If you get any good at psychology, you might actually have a stable career. Granted, it’s no better than a glorified social worker, in clinical settings. If you want to work the traditional route with that, it’s best to just go the full throttle and become a psychiatrist or psychiatric nurse, then you get to prescribe medication.
What type of psychology is it that you are into then? I should have probably asked that before I ran away at the mouth.
Sometimes I fink life would have been easier if I just went into business of some kind, I really do. You’re right though, fashion is finiky. That’s why I don’t pay much attention to it, I think.
Oh I wouldn’t say that you ran away at the mouth, you merely provided insight on something you are apparently knowledgeable in. Nothing wrong with that. I’ve thought about psychiatry but I’m really not all that fond of medicating people if it’s not absolutely necessary, and the population I want to work with is children and youth.
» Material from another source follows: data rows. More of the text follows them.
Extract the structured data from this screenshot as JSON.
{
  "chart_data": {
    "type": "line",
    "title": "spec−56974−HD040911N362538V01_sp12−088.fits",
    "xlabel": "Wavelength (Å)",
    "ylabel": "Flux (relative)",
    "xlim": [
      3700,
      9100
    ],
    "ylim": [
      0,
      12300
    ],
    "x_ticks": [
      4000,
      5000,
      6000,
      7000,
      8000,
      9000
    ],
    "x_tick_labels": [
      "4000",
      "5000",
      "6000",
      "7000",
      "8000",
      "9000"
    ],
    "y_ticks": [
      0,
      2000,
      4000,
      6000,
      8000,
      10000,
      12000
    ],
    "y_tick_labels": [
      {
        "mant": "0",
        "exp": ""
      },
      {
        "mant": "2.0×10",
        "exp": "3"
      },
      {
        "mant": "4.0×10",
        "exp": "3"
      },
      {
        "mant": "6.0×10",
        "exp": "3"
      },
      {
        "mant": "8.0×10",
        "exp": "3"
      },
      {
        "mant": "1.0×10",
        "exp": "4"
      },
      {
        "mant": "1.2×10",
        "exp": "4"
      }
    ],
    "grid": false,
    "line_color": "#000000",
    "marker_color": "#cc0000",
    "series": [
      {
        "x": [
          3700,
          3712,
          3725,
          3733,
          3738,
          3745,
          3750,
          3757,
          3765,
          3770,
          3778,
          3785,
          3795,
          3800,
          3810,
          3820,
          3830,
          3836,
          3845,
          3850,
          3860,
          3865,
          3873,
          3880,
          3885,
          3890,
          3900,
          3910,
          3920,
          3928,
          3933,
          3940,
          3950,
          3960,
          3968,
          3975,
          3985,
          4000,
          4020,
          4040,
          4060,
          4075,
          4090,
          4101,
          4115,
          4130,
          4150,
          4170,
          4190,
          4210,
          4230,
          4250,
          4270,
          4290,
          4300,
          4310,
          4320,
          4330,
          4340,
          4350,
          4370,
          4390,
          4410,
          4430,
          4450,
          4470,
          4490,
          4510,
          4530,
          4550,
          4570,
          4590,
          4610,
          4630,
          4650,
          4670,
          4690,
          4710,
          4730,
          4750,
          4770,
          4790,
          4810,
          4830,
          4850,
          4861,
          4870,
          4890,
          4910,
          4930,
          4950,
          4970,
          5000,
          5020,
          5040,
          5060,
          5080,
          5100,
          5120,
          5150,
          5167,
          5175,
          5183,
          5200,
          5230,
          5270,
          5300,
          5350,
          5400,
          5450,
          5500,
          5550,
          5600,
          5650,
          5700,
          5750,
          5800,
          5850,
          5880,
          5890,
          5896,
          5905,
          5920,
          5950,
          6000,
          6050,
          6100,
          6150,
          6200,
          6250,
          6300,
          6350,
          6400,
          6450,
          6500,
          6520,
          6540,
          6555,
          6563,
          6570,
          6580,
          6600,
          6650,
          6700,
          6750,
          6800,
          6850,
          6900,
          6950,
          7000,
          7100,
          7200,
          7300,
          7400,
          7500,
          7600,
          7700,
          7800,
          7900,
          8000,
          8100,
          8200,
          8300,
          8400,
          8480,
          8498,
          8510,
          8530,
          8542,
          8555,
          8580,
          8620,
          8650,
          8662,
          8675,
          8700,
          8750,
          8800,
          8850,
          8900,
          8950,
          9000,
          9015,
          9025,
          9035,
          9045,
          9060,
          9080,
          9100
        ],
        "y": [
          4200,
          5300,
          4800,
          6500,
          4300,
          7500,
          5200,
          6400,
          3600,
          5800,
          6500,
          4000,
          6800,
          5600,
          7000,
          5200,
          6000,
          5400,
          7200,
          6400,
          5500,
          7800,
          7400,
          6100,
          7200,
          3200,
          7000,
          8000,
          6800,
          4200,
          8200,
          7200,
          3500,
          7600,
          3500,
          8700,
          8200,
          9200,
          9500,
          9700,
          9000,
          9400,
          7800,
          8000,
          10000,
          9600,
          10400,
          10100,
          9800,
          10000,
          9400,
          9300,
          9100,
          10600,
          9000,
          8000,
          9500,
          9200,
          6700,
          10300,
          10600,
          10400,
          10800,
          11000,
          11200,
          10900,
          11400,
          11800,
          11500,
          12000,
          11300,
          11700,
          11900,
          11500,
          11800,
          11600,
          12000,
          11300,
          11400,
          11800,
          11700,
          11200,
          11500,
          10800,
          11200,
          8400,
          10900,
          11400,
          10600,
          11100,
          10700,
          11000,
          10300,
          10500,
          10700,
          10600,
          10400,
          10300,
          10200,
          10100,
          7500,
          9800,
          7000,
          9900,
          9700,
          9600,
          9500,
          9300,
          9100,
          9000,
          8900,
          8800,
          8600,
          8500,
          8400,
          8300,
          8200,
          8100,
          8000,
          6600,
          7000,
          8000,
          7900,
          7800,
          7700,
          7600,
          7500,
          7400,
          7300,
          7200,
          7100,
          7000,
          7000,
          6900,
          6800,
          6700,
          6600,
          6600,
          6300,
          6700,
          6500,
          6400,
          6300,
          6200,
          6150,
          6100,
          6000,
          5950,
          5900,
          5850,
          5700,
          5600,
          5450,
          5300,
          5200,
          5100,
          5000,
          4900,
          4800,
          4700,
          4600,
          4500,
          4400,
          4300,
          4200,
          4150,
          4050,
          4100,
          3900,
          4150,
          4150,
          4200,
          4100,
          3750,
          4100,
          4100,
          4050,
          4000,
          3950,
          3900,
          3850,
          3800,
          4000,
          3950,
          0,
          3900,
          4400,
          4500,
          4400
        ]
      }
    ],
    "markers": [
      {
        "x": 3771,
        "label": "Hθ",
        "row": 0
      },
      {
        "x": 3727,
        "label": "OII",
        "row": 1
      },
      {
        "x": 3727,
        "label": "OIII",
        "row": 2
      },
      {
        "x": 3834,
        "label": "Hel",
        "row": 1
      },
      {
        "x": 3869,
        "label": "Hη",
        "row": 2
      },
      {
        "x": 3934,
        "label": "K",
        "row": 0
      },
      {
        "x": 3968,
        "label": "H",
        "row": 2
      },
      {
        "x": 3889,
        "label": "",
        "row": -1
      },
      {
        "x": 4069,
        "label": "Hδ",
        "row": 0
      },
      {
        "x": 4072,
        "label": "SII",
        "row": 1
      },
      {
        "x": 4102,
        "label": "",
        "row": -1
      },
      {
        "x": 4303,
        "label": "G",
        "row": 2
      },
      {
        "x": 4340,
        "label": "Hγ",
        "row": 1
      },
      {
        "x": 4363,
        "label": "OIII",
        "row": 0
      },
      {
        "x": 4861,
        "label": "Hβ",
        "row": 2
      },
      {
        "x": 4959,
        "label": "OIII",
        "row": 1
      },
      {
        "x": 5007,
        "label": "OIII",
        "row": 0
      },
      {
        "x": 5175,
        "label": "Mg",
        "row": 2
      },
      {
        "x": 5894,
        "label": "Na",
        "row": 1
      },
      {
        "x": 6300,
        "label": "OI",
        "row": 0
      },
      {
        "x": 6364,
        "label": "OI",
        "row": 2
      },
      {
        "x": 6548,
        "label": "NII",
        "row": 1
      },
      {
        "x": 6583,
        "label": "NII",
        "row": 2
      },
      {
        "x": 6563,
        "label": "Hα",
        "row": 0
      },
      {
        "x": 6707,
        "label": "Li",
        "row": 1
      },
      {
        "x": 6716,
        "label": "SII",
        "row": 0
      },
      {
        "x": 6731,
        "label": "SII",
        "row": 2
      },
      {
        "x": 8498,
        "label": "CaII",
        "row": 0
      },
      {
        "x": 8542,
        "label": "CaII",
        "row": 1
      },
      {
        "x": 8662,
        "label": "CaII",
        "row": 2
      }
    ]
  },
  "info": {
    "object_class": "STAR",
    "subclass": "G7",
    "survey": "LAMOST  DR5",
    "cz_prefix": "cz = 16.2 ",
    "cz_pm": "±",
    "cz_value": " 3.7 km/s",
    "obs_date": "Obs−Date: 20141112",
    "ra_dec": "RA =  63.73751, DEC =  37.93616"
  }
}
Ah well, there are plenty of “easy” routes to take in life, but they come with their own downsides as well. Every field does.
It was dreading, really. All eyes were on me. I guess they didn’t expect me to show.
But you know what kudos to you. Actually showing up was like a badass “fuck you” which is very commendable.
But.. that’s how leather came about.. it’s made from.. cows’ skin… Well, human beings are cruel sometimes. Aaahhh.. you are picky then. Not going to fault you. You are a woman. I’m sure you can find those in Primark… Or some weird ass shop at Soho. Are you new here or something? Just because I knew the names of the princesses doesn’t make me a fan. Plus that bloody song is bloody everywhere.
Nah, I make friends by being my charming self.
You know…if I were a sensitive girl I’d be offended by the way you insinuated that all women are picky. That’s a bit sexist you know. Careful you don’t end up with some pissy lady spilling soda all over you or smacking you with her purse. I don’t know man…the song is everywhere but the princess’s names aren’t in that song. So you must have paid some serious attention to the commercials…or watched the movie.
Mmm yes, I can totally see how your “on the verge of being semi insulting and hostile” humor would win you lots of friends.
Maybe you should just go and do that instead of finishing school? That way you can avoid the debt of gettin’ an education, and make loads of cash off people such as yourself.
Granted, school is a bit important, I should fink. I mean, that wouldn’t be advice I would give my own daughter, but a solid business idea is a solid business idea.
Yeah but then what happens if my line of college oriented backpacks flops. Then I have nothing to fall back on. Fashion is a finicky and unstable industry. Not that psychology is without it’s flaws as a field, but no matter how much the world changes there will always be a need for it.